Use of Funds: Primary use is an 18–12 month process development program at IMEC to fabricate, verify, and experimentally measure a 1MB in-memory compute metasurface. Reference points: the Google TPU has a 64KB in-memory processor occupying much larger die area than our metasurface will; Lightmatter's core is only a 4KB in-memory processor. To our knowledge this metasurface will be the largest, highest-throughput, and most energy-efficient in-memory-compute ever. The remaining two milestone sets cover the photonic integrated circuit subsystems, optical lens assembly, digital/data-transfer subsystems, and SW & API stack.
Supply chain: Entirety of the platform can be sourced from any CMOS foundry capable of <22nm nodes.
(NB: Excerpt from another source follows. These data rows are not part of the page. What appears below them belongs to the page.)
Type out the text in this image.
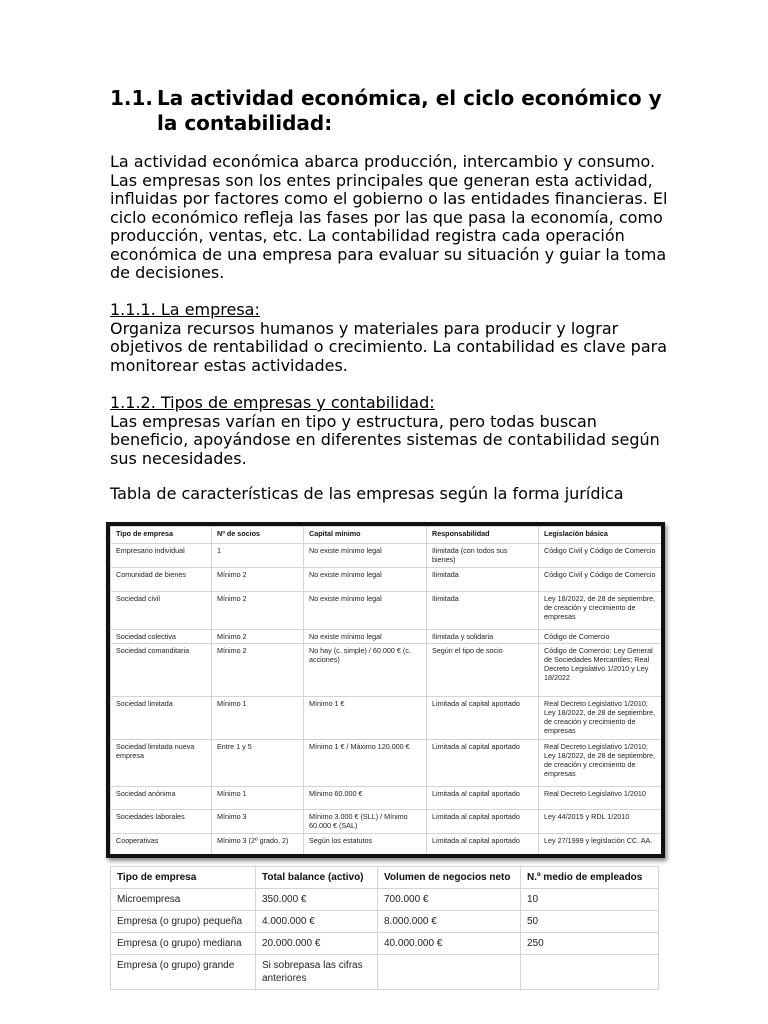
1.1. La actividad económica, el ciclo económico y la contabilidad:

La actividad económica abarca producción, intercambio y consumo. Las empresas son los entes principales que generan esta actividad, influidas por factores como el gobierno o las entidades financieras. El ciclo económico refleja las fases por las que pasa la economía, como producción, ventas, etc. La contabilidad registra cada operación económica de una empresa para evaluar su situación y guiar la toma de decisiones.

1.1.1. La empresa:
Organiza recursos humanos y materiales para producir y lograr objetivos de rentabilidad o crecimiento. La contabilidad es clave para monitorear estas actividades.
1.1.2. Tipos de empresas y contabilidad:
Las empresas varían en tipo y estructura, pero todas buscan beneficio, apoyándose en diferentes sistemas de contabilidad según sus necesidades.

Tabla de características de las empresas según la forma jurídica

Tipo de empresa	Nº de socios	Capital mínimo	Responsabilidad	Legislación básica
Empresario individual	1	No existe mínimo legal	Ilimitada (con todos sus bienes)	Código Civil y Código de Comercio
Comunidad de bienes	Mínimo 2	No existe mínimo legal	Ilimitada	Código Civil y Código de Comercio
Sociedad civil	Mínimo 2	No existe mínimo legal	Ilimitada	Ley 18/2022, de 28 de septiembre, de creación y crecimiento de empresas
Sociedad colectiva	Mínimo 2	No existe mínimo legal	Ilimitada y solidaria	Código de Comercio
Sociedad comanditaria	Mínimo 2	No hay (c. simple) / 60.000 € (c. acciones)	Según el tipo de socio	Código de Comercio; Ley General de Sociedades Mercantiles; Real Decreto Legislativo 1/2010 y Ley 18/2022
Sociedad limitada	Mínimo 1	Mínimo 1 €	Limitada al capital aportado	Real Decreto Legislativo 1/2010; Ley 18/2022, de 28 de septiembre, de creación y crecimiento de empresas
Sociedad limitada nueva empresa	Entre 1 y 5	Mínimo 1 € / Máximo 120.000 €	Limitada al capital aportado	Real Decreto Legislativo 1/2010; Ley 18/2022, de 28 de septiembre, de creación y crecimiento de empresas
Sociedad anónima	Mínimo 1	Mínimo 60.000 €	Limitada al capital aportado	Real Decreto Legislativo 1/2010
Sociedades laborales	Mínimo 3	Mínimo 3.000 € (SLL) / Mínimo 60.000 € (SAL)	Limitada al capital aportado	Ley 44/2015 y RDL 1/2010
Cooperativas	Mínimo 3 (2º grado, 2)	Según los estatutos	Limitada al capital aportado	Ley 27/1999 y legislación CC. AA.
Tipo de empresa	Total balance (activo)	Volumen de negocios neto	N.º medio de empleados
Microempresa	350.000 €	700.000 €	10
Empresa (o grupo) pequeña	4.000.000 €	8.000.000 €	50
Empresa (o grupo) mediana	20.000.000 €	40.000.000 €	250
Empresa (o grupo) grande	Si sobrepasa las cifras anteriores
Obvious 800-lb gorillas are Global Foundries and TSMC. IMEC programs are explicitly designed to transfer process knowledge and IP to big foundries at completion; leveraging IMEC to get our foot in the door of GF and TSMC will shape long-term supply relationships.
One reference call surfaced in the Airtable record: Michael Hochberg — 4x founder in silicon photonics with roughly $1B in aggregate exit value, involved with 30–40 silicon-photonics startups. Hochberg's Referenced Founder field ties him to Patrick Bowen. His written response (2023-07-31) called the plan "not investible" on first read; his December session softened to "10–20% odds if they're right about all those things," treating the metasurface density claim as genuinely interesting but flagging capex reality (>$100M ASIC tape-outs), IMEC-to-foundry transition friction, the software/compiler gap, and the hyperscaler sales cycle. The Series A syndicate has since resolved most of the capital-availability concern; the operational concerns remain live.